Apart from the challenge of mixing environmental beliefs with investment objectives (and the risk that represents for superannuation fund members), there is the problem of rising coal demand in Asia and Africa.
Unlikely as it might seem given the recent sharp fall in the price of coal, there are signs of a recovery, especially with India about to overtake China as the world’s biggest coal importer.
Domestic production of coal in India is stagnating just as the country tries to kick-start its sluggish economy, triggering a rush by Indian electricity generators to source coal from exporting countries such as Australia.
Glencore, the world’s biggest producer of thermal coal used in electricity generation, estimates that India will lift its coal imports from last year’s 150 million tonnes to 300mt by 2020.
Australia will win some of that growing demand for coal, but members of the Local Government Super fund will not be among the beneficiaries.
The decision to not invest in coal, or any other fossil fuel, is an interesting attempt to marry ethical and financial objectives.
At some point, members of superannuation funds will start to question whether their retirement savings should be used to achieve what are essentially political objectives or whether they are to be used to pay for the retirement of fund members.

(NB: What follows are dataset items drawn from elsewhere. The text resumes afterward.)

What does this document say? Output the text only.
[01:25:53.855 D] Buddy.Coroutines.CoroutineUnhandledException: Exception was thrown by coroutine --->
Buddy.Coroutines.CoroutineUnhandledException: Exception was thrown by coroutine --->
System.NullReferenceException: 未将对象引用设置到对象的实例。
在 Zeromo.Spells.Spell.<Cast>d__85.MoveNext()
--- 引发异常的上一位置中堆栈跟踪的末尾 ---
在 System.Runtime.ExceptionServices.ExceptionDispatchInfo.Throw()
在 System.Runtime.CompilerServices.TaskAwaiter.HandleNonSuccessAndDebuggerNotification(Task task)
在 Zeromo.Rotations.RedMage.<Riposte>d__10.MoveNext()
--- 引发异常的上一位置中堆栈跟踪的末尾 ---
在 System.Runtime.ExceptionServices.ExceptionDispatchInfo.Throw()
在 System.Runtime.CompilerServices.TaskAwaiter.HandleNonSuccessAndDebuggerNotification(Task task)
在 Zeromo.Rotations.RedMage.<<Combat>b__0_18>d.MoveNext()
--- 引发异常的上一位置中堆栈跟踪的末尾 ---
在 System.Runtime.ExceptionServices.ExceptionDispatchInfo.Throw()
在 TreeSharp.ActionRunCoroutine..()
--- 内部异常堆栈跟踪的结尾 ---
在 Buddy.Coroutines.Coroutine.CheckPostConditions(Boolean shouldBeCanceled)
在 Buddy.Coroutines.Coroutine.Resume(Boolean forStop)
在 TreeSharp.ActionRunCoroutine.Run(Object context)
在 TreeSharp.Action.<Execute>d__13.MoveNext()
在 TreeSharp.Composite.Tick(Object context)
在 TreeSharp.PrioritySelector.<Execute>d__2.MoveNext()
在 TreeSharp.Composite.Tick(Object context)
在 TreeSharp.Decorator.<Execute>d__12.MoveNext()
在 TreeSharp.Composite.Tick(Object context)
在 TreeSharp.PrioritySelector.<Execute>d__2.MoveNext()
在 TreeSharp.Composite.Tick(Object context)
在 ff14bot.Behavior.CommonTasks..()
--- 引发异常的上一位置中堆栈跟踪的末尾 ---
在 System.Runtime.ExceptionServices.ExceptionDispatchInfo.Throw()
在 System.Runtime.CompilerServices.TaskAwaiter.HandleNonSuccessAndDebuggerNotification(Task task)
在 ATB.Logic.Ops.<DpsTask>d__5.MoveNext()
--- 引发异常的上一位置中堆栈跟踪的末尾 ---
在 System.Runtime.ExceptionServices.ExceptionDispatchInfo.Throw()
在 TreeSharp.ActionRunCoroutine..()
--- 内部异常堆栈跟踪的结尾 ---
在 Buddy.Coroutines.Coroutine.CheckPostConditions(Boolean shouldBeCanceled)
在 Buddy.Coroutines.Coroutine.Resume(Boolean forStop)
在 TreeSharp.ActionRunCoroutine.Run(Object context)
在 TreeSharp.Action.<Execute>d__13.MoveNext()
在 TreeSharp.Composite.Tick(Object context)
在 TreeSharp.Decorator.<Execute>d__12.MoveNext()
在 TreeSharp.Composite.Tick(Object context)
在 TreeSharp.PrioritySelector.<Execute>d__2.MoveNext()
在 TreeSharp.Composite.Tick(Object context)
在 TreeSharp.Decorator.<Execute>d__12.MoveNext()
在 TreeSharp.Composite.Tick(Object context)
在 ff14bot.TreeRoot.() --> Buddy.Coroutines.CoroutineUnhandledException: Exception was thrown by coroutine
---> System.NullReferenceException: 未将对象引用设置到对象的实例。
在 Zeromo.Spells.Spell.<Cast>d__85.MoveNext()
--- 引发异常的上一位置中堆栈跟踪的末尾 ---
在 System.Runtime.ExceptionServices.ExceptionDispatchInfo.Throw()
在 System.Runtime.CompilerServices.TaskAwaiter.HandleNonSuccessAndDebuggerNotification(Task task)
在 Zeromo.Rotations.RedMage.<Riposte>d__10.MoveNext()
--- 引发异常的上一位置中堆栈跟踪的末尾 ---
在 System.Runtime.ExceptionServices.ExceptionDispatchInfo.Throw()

That question should produce some interesting answers, especially if ethical funds do not deliver their promised financial returns.
Price cycle turns
IT seems like yesterday that the resources boom was behind the question of how high prices could go, whereas today the big questions are about how low they can they go.
Iron ore, today’s hot topic, appears headed for a long spell around $US80 a tonne, or lower. Gold is struggling to stay above $US1,200 an ounce. Oil is tipped to drop below $US90 a barrel, and the Australian dollar appears to be headed for less than US80 cents.
Each is a game-changing price shift. Taken together and we are indeed heading into interesting times.